A limitation of this study is the cross-sectional nature of the research. These studies cannot assess causality, directionality of the association or determine the exposure time. It is important to recognise that this study is not representative of all 65- to 74-year-old adults in the Maule Region because, for logistical reasons and available resources, our sampling strategy only considered older adults organised in clubs. Therefore, selection bias is expected because subjects who did not participate in senior centres were excluded from the study. Likewise, a similar source of bias is expected in the adult group, as the study designs did not consider those who were not guardians or who did not have school-age children.

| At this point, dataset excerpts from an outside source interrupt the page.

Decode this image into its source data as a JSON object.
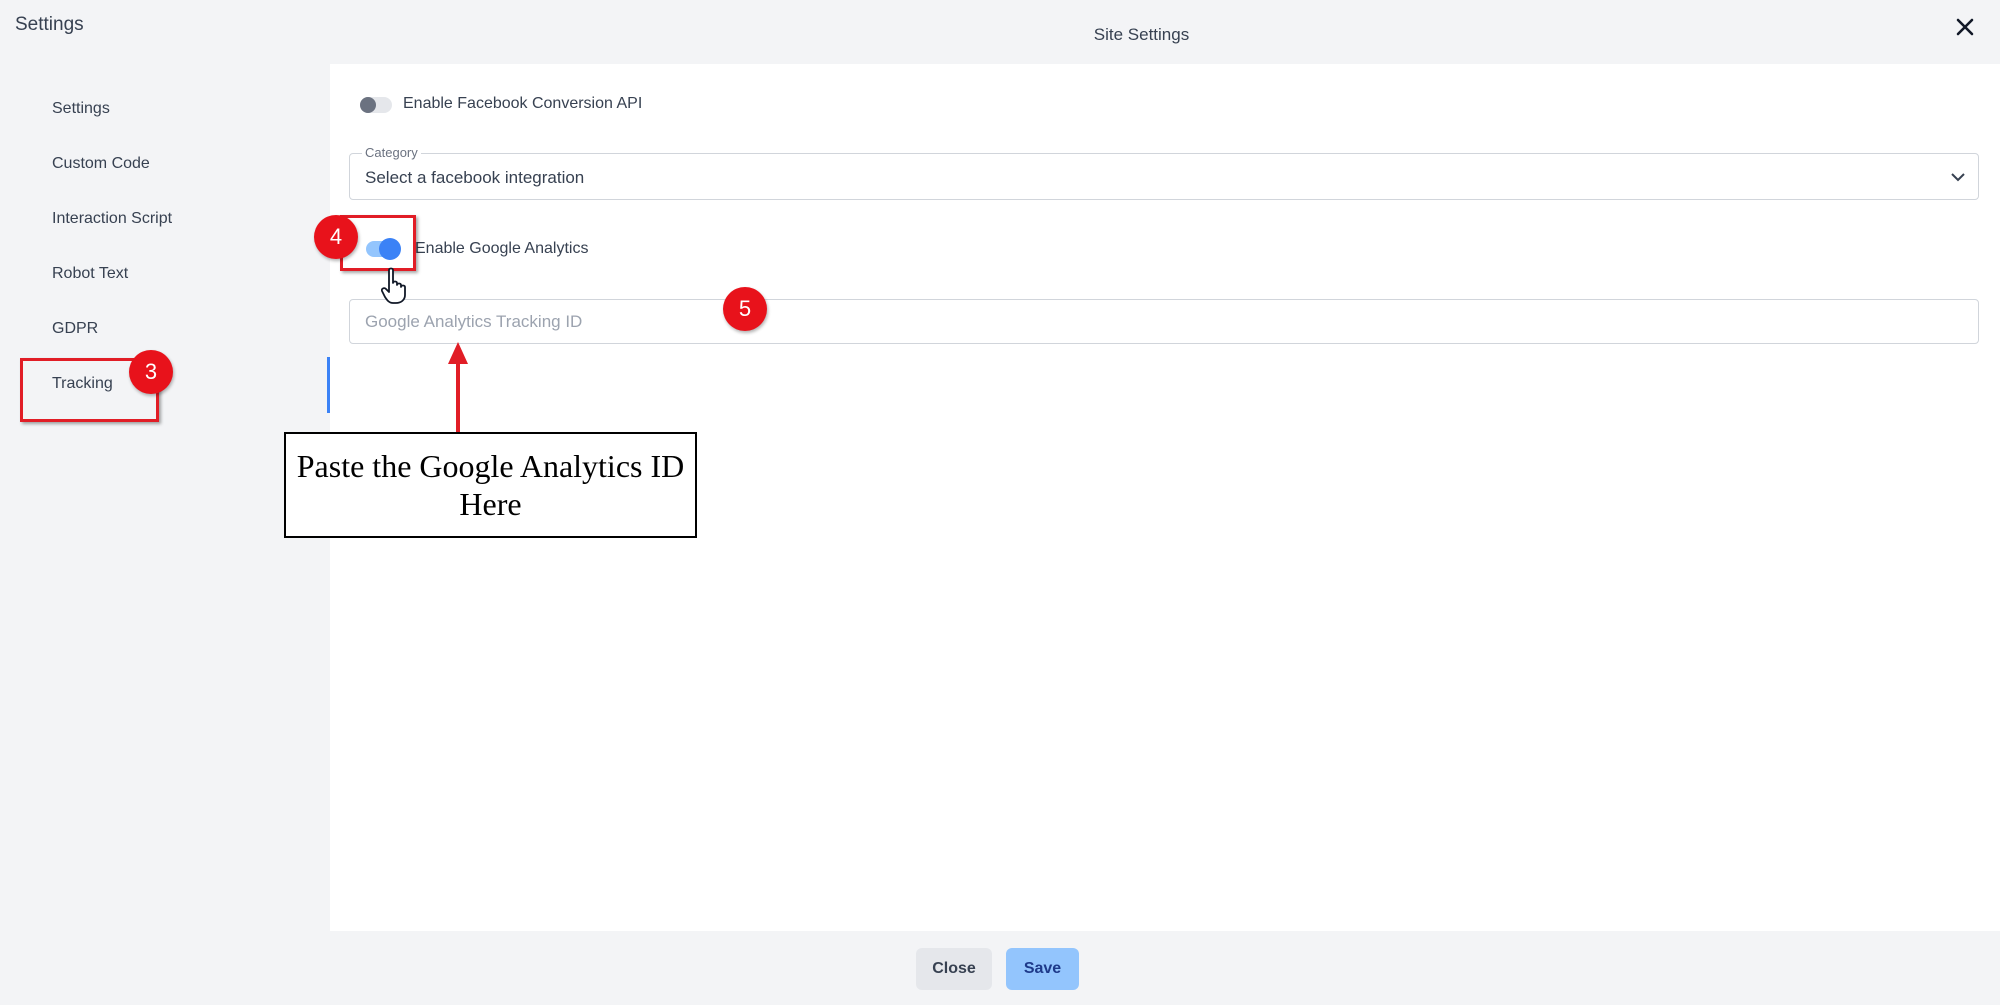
{
  "header": {
    "app_title": "Settings",
    "dialog_title": "Site Settings",
    "close_icon": "close-icon"
  },
  "sidebar": {
    "items": [
      {
        "label": "Settings"
      },
      {
        "label": "Custom Code"
      },
      {
        "label": "Interaction Script"
      },
      {
        "label": "Robot Text"
      },
      {
        "label": "GDPR"
      },
      {
        "label": "Tracking",
        "active": true
      }
    ]
  },
  "main": {
    "facebook_toggle": {
      "label": "Enable Facebook Conversion API",
      "on": false
    },
    "category": {
      "legend": "Category",
      "value": "Select a facebook integration"
    },
    "google_toggle": {
      "label": "Enable Google Analytics",
      "on": true
    },
    "tracking_input": {
      "placeholder": "Google Analytics Tracking ID",
      "value": ""
    }
  },
  "footer": {
    "close_label": "Close",
    "save_label": "Save"
  },
  "annotations": {
    "badge_3": "3",
    "badge_4": "4",
    "badge_5": "5",
    "callout": "Paste the  Google Analytics ID Here"
  },
  "colors": {
    "accent": "#3b82f6",
    "annotation_red": "#e8121b",
    "save_button": "#93c5fd"
  }
}
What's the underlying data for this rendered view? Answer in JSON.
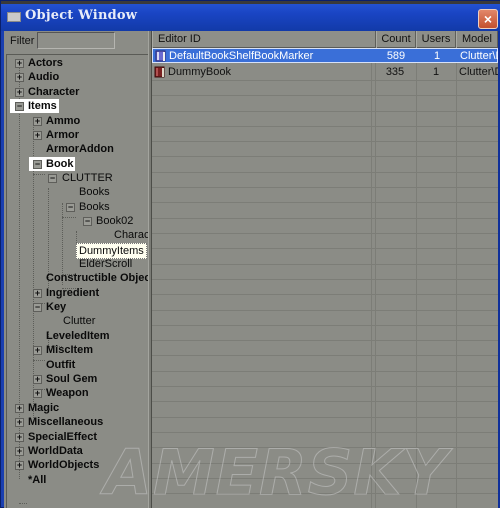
{
  "window": {
    "title": "Object Window",
    "close_label": "×"
  },
  "filter": {
    "label": "Filter",
    "value": "",
    "placeholder": ""
  },
  "tree": {
    "nodes": [
      {
        "label": "Actors",
        "expander": "+"
      },
      {
        "label": "Audio",
        "expander": "+"
      },
      {
        "label": "Character",
        "expander": "+"
      },
      {
        "label": "Items",
        "expander": "−"
      },
      {
        "label": "Ammo",
        "expander": "+"
      },
      {
        "label": "Armor",
        "expander": "+"
      },
      {
        "label": "ArmorAddon",
        "expander": ""
      },
      {
        "label": "Book",
        "expander": "−"
      },
      {
        "label": "CLUTTER",
        "expander": "−"
      },
      {
        "label": "Books",
        "expander": ""
      },
      {
        "label": "Books",
        "expander": "−"
      },
      {
        "label": "Book02",
        "expander": "−"
      },
      {
        "label": "Charact",
        "expander": ""
      },
      {
        "label": "DummyItems",
        "expander": ""
      },
      {
        "label": "ElderScroll",
        "expander": ""
      },
      {
        "label": "Constructible Objec",
        "expander": ""
      },
      {
        "label": "Ingredient",
        "expander": "+"
      },
      {
        "label": "Key",
        "expander": "−"
      },
      {
        "label": "Clutter",
        "expander": ""
      },
      {
        "label": "LeveledItem",
        "expander": ""
      },
      {
        "label": "MiscItem",
        "expander": "+"
      },
      {
        "label": "Outfit",
        "expander": ""
      },
      {
        "label": "Soul Gem",
        "expander": "+"
      },
      {
        "label": "Weapon",
        "expander": "+"
      },
      {
        "label": "Magic",
        "expander": "+"
      },
      {
        "label": "Miscellaneous",
        "expander": "+"
      },
      {
        "label": "SpecialEffect",
        "expander": "+"
      },
      {
        "label": "WorldData",
        "expander": "+"
      },
      {
        "label": "WorldObjects",
        "expander": "+"
      },
      {
        "label": "*All",
        "expander": ""
      }
    ]
  },
  "list": {
    "columns": [
      "Editor ID",
      "Count",
      "Users",
      "Model"
    ],
    "rows": [
      {
        "icon": "book-blue-icon",
        "editor_id": "DefaultBookShelfBookMarker",
        "count": "589",
        "users": "1",
        "model": "Clutter\\D",
        "selected": true
      },
      {
        "icon": "book-red-icon",
        "editor_id": "DummyBook",
        "count": "335",
        "users": "1",
        "model": "Clutter\\D",
        "selected": false
      }
    ]
  },
  "watermark": "AMERSKY"
}
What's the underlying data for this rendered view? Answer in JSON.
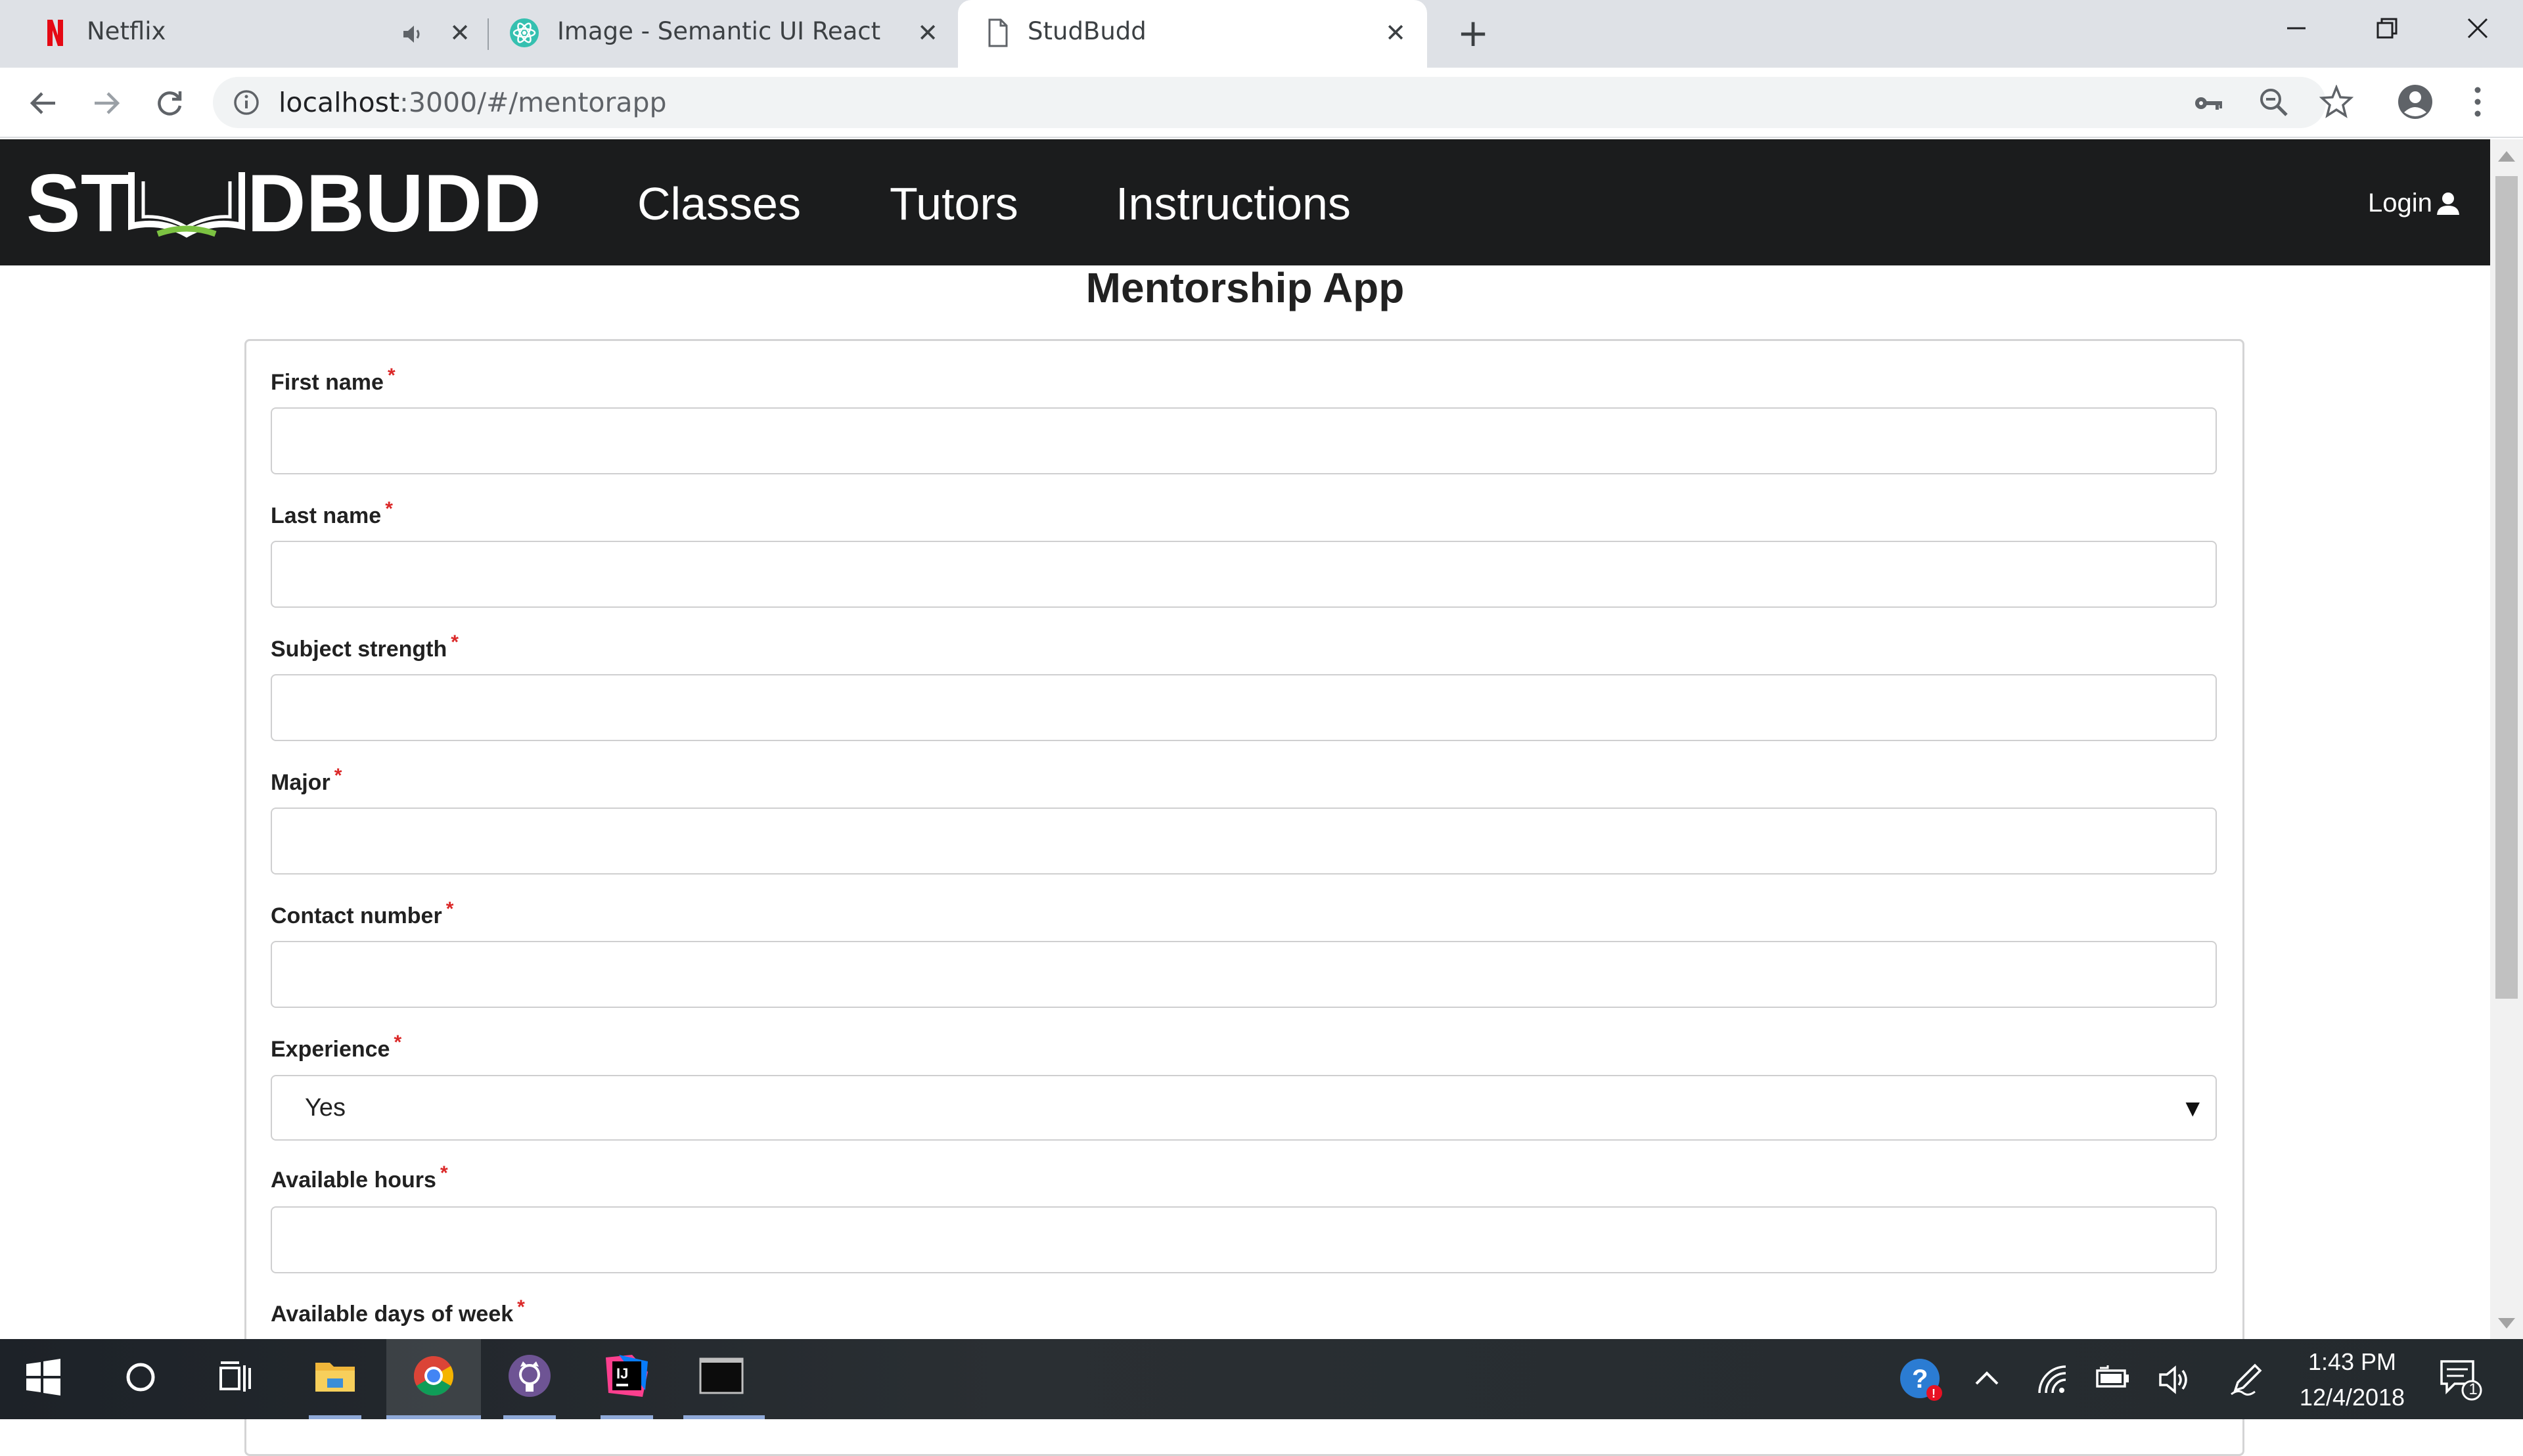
{
  "browser": {
    "tabs": [
      {
        "title": "Netflix",
        "icon": "netflix-icon",
        "audio": "speaker-icon"
      },
      {
        "title": "Image - Semantic UI React",
        "icon": "react-icon"
      },
      {
        "title": "StudBudd",
        "icon": "page-icon",
        "active": true
      }
    ],
    "url_host": "localhost",
    "url_path": ":3000/#/mentorapp"
  },
  "app": {
    "logo_text": "ST  DBUDD",
    "nav": {
      "classes": "Classes",
      "tutors": "Tutors",
      "instructions": "Instructions"
    },
    "login": "Login",
    "accent_color": "#7cc242"
  },
  "page": {
    "title": "Mentorship App",
    "fields": {
      "first_name": "First name",
      "last_name": "Last name",
      "subject_strength": "Subject strength",
      "major": "Major",
      "contact_number": "Contact number",
      "experience": "Experience",
      "available_hours": "Available hours",
      "available_days": "Available days of week"
    },
    "required_marker": "*",
    "experience_value": "Yes"
  },
  "taskbar": {
    "time": "1:43 PM",
    "date": "12/4/2018",
    "notification_count": "1"
  }
}
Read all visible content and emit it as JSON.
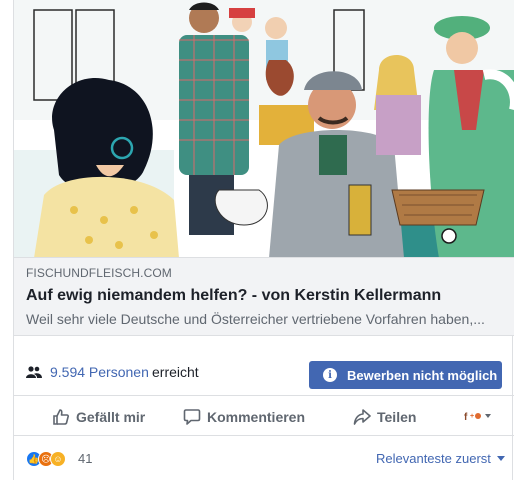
{
  "post": {
    "link_domain": "FISCHUNDFLEISCH.COM",
    "link_title": "Auf ewig niemandem helfen? - von Kerstin Kellermann",
    "link_description": "Weil sehr viele Deutsche und Österreicher vertriebene Vorfahren haben,..."
  },
  "reach": {
    "count_label": "9.594 Personen",
    "suffix": "erreicht",
    "people_icon": "people-icon"
  },
  "boost": {
    "label": "Bewerben nicht möglich",
    "icon": "info-icon"
  },
  "actions": {
    "like": "Gefällt mir",
    "comment": "Kommentieren",
    "share": "Teilen",
    "audience_icon": "audience-selector-icon"
  },
  "reactions": {
    "types": [
      "like",
      "angry",
      "haha"
    ],
    "count": "41",
    "sort_label": "Relevanteste zuerst"
  },
  "colors": {
    "link_blue": "#4267b2",
    "text_dark": "#1d2129",
    "text_muted": "#606770",
    "meta_bg": "#f2f3f5",
    "border": "#dddfe2"
  }
}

In summary, the results indicate that 41.7% and 31.5% of adults and older adults in central Chile, respectively, received dental care, especially in the public health system. A high prevalence of dental caries was found, affecting nearly all of the participants in both groups. People who received dental care had more fillings, and those who did not receive dental care had more missing teeth. Rurality does not appear to have a significant effect on caries experience, but it does condition differences in the number of fillings. Higher use of dental services seems to relate to more fillings and fewer missing teeth as a result of caries, regardless of age of the subject. These data urge policymakers to increase coverage and the use of dental services and to promote cost-effective oral health measures for the growing population of older adults.
Acknowledgements
The authors thank the students from the Dental School of the University of Talca who participated in registering the data during the field stage of the project. This study was partially funded by an RDP of the IADR awarded by the Australian and Chilean Divisions of the IADR to RAG and RJM and by a grant awarded by the University of Talca to RAG.
Competing Interest
The authors declare no conflict of interest.